When Achebe wrote Things Fall Apart, his intent was to explain the beginnings of the turmoil Africans have been experiencing over the past century. He wanted to describe the integrity of precolonial Nigeria, detail the effects of colonialism on tribal societies, and reveal the kinds of immoral treatment that people in modern society are often made to suffer. Critics agree that he accomplished all of these purposes. They feel that he writes honestly about tribal life and the colonial legacy. They also believe that Achebe delivers another important message: man will always face change, and he who can accommodate change will survive.
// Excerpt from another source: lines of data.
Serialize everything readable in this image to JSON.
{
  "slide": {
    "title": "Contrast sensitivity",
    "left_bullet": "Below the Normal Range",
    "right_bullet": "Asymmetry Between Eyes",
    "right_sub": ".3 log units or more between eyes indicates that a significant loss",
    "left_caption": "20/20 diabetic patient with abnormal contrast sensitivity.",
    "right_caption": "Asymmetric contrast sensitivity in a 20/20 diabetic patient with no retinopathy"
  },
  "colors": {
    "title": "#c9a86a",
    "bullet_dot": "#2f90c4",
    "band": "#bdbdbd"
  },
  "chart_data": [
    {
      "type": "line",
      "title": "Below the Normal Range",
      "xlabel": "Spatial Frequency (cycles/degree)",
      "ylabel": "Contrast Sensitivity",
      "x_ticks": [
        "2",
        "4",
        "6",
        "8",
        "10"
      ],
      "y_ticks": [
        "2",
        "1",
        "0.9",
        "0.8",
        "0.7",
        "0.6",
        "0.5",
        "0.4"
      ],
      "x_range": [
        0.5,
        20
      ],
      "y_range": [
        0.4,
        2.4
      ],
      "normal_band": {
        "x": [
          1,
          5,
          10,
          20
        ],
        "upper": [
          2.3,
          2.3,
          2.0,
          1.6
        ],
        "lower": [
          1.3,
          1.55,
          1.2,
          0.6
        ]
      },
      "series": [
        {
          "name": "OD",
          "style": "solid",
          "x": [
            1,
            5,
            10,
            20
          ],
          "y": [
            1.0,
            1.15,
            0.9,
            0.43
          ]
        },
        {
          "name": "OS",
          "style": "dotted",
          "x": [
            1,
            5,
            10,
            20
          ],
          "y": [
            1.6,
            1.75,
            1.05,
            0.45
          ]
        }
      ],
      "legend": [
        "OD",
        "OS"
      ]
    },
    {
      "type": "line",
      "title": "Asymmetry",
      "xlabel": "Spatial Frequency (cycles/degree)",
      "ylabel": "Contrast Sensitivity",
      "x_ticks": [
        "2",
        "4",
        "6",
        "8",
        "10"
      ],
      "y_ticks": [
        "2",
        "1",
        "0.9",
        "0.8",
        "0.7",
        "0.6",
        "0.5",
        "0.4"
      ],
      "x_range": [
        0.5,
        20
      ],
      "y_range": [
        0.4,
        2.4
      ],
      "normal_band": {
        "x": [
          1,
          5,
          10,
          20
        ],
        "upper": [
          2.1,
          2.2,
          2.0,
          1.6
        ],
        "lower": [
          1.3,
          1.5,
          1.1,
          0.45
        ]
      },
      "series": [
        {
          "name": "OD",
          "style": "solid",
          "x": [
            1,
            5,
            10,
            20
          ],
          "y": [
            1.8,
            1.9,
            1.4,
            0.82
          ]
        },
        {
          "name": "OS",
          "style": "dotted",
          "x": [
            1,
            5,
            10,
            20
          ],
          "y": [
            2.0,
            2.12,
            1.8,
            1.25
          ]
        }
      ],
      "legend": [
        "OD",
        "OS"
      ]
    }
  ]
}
While some readers will view Okonkwo’s deterioration and demise as a tragic result of his going against the will of the gods, others see the new “world order” as inevitable. Okonkwo’s acts do not bring the tribe to an end; it is the tribe’s lack of adaptability that destroys it. These opposing interpretations strengthen the impact of the book. In The Growth of the African Novel, Eustace Palmer states that
while deploring the imperialists’ brutality and condescension, [Achebe] seems to suggest that change is inevitable and wise men . . . reconcile themselves to accommodating change. It is the diehards . . . who resist and are destroyed in the process.
Achebe successfully communicates his message through skillful writing. From the time critics first read his book, they have concurred that Achebe’s craftsmanship earns him a place among the best writers in the world. An example of his craftsmanship is Achebe’s ability to convey the essence of traditional Nigeria while borrowing from the conventions of the European novel. He was the first Nigerian writer to adapt African oral tradition to novel form. In doing so, “he created a new novel that possesses its own autonomy and transcends the limits set by both his African and European teachers,” as Kofi Awoonor observes in The Breast of the Earth. The borrowed European elements Achebe contrasts are communal life over the individual character and the beauty and detail of traditional tribal life over brief references to background. His descriptions of day-to-day life and special ceremonial customs provide a “powerful presentation of the beauty, strength, and validity of traditional life and values,” as Palmer observes.
Literary experts also point out Achebe’s ability to combine language forms, maintain thematic unity, and shape conflict in Things Fall Apart. His use of Ibo proverbs in conjunction with the English language places the reader in Africa with the Ibo tribe. Adrian A. Roscoe explains in his book Mother Is Gold: A Study of West African Literature, “Proverbs are cherished by Achebe’s people as tribal heirlooms, the treasure boxes of their cultural heritage.” In addition, the combination of languages helps reiterate the theme of tradition versus change. Roscoe goes on to say,
Through [proverbs] traditions are received and handed on; and when they disappear or fall into disuse . . . it is a sign that a particular tradition, or indeed a whole way of life, is passing away.
The death of the language then, a powerful cultural tradition, signifies the ultimate discord in the novel—the fall of one culture to another. G. D. Kil-lam observes in The Novels of Chinua Achebe that “the conflict in the novel, vested in Okonkwo, derives from the series of crushing blows which are levelled at traditional values by an alien and more powerful culture causing, in the end, the traditional society to fall apart.” Achebe’s mastery of content and his talent as a writer contribute to his worldwide success with this novel as well as his other novels, articles, poems, and essays. As Killam concludes, his writing conveys that “the spirit of man and the belief in the possibility of triumph endures.”